When working with Mexican-American patients, health care teams should assess
the level of acculturation to mainstream American dietary practices. In
addition, diabetes education providers much determine the primary language
spoken at the patients' home and the degree to which patients rely on folk
remedies for health issues. For those using folk remedies, providers must
inquire about which foods are considered "cold" or "hot" for healing
purposes and determine which conditions are treated by each.9

Nutrition educators should emphasize positive food practices related to
traditional health beliefs and dietary customs. For example, the traditional
Mexican diet is low in fat and high in fiber. Therefore, maintaining or
returning to traditional diets may be beneficial.

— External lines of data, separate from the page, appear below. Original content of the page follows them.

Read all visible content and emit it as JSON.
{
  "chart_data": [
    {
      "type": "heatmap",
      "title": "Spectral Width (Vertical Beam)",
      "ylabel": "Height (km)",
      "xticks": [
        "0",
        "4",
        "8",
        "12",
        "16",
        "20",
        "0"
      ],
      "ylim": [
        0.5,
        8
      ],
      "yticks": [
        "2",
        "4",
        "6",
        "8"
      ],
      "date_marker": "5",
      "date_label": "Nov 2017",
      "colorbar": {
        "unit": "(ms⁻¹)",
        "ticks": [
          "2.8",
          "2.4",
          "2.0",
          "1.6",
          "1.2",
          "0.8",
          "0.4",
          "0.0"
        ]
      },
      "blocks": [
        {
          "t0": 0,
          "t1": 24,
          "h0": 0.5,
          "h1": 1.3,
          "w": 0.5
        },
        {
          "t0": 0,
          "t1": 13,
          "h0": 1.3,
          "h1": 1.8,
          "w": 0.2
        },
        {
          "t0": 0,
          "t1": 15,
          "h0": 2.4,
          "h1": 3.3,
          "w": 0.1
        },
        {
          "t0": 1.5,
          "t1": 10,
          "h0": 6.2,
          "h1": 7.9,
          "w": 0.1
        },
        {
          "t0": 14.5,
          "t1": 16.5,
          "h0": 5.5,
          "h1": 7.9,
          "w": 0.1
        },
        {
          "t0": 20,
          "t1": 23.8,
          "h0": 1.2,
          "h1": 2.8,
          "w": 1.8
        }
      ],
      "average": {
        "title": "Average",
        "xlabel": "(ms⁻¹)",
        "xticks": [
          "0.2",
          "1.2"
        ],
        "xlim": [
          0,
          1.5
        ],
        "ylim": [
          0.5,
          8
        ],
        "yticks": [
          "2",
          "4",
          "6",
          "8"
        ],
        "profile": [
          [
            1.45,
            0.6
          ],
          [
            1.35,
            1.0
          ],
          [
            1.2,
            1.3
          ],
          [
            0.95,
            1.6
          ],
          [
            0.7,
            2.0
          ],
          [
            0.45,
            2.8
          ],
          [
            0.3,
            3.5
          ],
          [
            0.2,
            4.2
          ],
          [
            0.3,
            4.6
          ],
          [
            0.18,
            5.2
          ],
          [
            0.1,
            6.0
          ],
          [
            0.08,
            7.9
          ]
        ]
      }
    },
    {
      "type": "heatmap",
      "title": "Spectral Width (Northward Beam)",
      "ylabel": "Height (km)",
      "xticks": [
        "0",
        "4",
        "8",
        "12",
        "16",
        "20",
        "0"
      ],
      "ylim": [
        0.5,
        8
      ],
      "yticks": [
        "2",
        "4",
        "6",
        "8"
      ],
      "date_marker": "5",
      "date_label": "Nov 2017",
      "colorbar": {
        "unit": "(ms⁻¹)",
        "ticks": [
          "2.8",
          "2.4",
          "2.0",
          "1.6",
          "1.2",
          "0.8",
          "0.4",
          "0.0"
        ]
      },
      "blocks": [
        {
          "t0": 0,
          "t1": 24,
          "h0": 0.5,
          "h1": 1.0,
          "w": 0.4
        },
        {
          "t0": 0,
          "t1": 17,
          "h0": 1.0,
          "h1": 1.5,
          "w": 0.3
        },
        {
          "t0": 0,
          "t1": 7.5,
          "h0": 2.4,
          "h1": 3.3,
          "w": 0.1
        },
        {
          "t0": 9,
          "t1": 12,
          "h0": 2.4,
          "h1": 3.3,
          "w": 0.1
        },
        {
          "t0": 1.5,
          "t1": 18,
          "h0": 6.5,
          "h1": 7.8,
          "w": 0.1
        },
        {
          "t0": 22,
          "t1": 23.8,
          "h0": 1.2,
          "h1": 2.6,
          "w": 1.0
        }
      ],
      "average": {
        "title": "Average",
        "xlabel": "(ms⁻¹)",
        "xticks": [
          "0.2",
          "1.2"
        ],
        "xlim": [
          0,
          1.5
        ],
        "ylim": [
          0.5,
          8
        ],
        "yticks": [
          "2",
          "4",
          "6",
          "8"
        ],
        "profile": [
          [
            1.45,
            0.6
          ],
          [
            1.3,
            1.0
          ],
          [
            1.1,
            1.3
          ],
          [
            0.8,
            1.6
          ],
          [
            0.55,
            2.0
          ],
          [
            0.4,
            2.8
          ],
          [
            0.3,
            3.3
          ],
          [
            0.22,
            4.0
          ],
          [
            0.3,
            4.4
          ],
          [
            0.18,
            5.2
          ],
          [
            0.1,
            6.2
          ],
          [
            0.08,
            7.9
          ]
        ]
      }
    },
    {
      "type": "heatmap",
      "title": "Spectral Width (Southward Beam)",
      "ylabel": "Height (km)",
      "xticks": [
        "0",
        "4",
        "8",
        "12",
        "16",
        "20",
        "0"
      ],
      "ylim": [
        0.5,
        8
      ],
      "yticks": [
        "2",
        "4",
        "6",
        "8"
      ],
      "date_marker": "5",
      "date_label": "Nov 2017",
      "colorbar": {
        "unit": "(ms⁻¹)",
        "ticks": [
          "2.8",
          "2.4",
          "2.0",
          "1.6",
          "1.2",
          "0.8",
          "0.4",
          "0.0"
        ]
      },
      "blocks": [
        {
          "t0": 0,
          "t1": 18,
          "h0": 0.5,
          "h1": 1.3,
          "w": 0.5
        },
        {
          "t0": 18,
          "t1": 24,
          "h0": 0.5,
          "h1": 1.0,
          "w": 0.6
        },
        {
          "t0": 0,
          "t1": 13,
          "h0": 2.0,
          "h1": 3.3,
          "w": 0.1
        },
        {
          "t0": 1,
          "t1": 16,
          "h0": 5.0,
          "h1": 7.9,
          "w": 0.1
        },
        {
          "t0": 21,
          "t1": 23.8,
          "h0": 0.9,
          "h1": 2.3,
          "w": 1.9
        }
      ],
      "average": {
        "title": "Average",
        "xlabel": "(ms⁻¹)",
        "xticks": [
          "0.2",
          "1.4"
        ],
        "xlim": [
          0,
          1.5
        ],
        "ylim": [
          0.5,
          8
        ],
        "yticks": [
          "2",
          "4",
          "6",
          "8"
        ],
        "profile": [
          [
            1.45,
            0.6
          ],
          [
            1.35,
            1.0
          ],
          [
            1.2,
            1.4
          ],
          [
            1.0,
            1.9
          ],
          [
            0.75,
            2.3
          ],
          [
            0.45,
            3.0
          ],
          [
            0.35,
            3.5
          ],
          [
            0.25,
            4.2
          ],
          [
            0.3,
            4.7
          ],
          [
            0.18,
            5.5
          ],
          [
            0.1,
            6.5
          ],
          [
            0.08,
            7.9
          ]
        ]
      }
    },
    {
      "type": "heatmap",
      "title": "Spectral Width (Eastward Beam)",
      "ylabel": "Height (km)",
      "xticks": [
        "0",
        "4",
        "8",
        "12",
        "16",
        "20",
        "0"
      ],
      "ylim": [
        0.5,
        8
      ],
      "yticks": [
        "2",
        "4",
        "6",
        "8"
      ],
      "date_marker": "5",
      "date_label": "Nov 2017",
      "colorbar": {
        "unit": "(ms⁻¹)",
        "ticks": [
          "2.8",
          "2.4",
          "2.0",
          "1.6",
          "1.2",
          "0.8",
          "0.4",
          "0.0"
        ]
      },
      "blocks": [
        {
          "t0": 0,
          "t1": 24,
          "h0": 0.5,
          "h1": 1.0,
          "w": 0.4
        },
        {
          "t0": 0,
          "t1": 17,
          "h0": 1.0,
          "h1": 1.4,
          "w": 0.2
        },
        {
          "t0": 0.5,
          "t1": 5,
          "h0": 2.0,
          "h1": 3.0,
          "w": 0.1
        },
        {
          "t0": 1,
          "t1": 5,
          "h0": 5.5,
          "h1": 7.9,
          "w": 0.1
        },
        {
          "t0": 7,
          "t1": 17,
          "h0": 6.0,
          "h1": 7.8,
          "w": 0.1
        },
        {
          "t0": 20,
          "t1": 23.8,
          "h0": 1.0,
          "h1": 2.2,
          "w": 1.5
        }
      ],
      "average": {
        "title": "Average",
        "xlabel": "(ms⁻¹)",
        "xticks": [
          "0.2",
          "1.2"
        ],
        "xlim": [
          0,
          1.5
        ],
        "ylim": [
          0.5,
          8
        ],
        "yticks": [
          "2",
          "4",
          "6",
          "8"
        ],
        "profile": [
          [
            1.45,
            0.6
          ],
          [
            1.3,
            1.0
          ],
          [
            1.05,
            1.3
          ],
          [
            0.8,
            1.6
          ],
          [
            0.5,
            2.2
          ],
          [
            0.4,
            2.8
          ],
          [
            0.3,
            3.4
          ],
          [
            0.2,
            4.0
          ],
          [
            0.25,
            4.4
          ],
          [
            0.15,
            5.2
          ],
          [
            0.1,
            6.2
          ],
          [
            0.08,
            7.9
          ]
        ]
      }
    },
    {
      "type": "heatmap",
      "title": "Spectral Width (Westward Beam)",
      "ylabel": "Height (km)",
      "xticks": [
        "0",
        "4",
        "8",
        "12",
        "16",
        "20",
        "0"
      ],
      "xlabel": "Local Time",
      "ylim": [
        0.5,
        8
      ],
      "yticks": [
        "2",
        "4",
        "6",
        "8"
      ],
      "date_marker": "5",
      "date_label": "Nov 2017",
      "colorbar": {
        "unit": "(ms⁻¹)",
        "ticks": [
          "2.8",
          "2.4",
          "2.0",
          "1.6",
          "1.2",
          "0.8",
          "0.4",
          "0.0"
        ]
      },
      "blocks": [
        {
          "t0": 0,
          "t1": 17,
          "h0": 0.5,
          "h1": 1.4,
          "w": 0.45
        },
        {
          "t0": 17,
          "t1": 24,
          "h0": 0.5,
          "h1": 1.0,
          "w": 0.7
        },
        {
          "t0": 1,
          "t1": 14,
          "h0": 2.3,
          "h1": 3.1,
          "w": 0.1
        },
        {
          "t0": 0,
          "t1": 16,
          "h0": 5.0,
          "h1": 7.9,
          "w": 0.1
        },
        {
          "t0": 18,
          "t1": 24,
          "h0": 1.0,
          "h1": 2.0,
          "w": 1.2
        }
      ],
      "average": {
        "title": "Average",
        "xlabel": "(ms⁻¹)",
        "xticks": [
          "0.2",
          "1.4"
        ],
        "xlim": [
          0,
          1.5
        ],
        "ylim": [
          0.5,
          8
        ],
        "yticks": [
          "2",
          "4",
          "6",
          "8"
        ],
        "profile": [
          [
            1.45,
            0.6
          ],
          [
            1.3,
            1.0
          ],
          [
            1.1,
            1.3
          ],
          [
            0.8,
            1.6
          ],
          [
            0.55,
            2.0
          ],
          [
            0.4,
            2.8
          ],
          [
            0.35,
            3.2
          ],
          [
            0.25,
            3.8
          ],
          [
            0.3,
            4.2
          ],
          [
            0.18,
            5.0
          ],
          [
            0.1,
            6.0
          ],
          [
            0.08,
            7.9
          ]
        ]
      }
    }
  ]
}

Educators should encourage
the consumption of a variety of healthy foods, particularly those that are
familiar and culturally acceptable (i.e., corn, tortillas, rice, and beans).
Misconceptions and myths about dietary recommendations should be dispelled.9

A reproducible handout offering basic nutrition information for Mexican
American clients can be found on p. 194. Table 3 provides an example of
typical and modified meals for a Mexican American patient.

Summary

This brief review of nutrition-related cultural variations among three
ethnic populations demonstrates the crucial importance of asking patients
about their specific food habits in order to have any hope of providing
culturally appropriate advice for modifying traditional eating patterns to
prevent and treat type 2 diabetes. Appropriate help in this regard will
almost always require consultation with a registered dietitian. Involving
family members in nutrition counseling sessions is also effective in
promoting interest in following the recommendations.